É uma doença grave, com manifestações precoces (até 2 anos) e tardias (após 2 anos).

  • Manifestações Precoces: Rinite sifilítica ("nariz entupido" com secreção sanguinolenta), pênfigo palmo-plantar (lesões bolhosas), erupção cutânea maculopapular, hepatoesplenomegalia, icterícia, anemia, plaquetopenia, osteocondrite (pseudoparalisia de Parrot) e periostite.
  • Manifestações Tardias (Estigmas): Dentes de Hutchinson (incisivos centrais em forma de pino), molares em amora, fronte olímpica, nariz em sela, tíbia em lâmina de sabre, surdez neurossensorial e ceratite intersticial.
  • Diagnóstico e Tratamento: O diagnóstico baseia-se nos achados clínicos, radiológicos (osteocondrite), análise do LCR e comparação dos títulos de VDRL do recém-nascido com os da mãe. O tratamento é feito com Penicilina G Cristalina ou Procaína, dependendo da avaliação clínica e liquórica.

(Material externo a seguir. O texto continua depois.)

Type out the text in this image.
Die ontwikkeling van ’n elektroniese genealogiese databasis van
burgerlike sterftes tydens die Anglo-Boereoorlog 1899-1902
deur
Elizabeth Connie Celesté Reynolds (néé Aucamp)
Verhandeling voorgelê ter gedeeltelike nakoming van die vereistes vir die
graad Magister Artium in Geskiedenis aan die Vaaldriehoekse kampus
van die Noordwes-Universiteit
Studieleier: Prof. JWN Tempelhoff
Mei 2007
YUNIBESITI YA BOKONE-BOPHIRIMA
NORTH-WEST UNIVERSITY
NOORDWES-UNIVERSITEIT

Sífilis e Coinfecção pelo HIV

  • Apresentação Clínica: Pacientes com HIV, especialmente com imunossupressão grave (CD4 baixo), podem ter apresentações atípicas, como múltiplos cancros, lesões secundárias mais agressivas (sífilis maligna) e progressão mais rápida para neurosífilis.
  • Diagnóstico Sorológico: Pode haver discrepâncias, como falso-negativos em testes não treponêmicos ou títulos extremamente elevados.
  • Manejo: O tratamento é o mesmo do paciente não-HIV, mas o acompanhamento sorológico deve ser mais rigoroso. A indicação de punção lombar é mais liberal para descartar neurosífilis.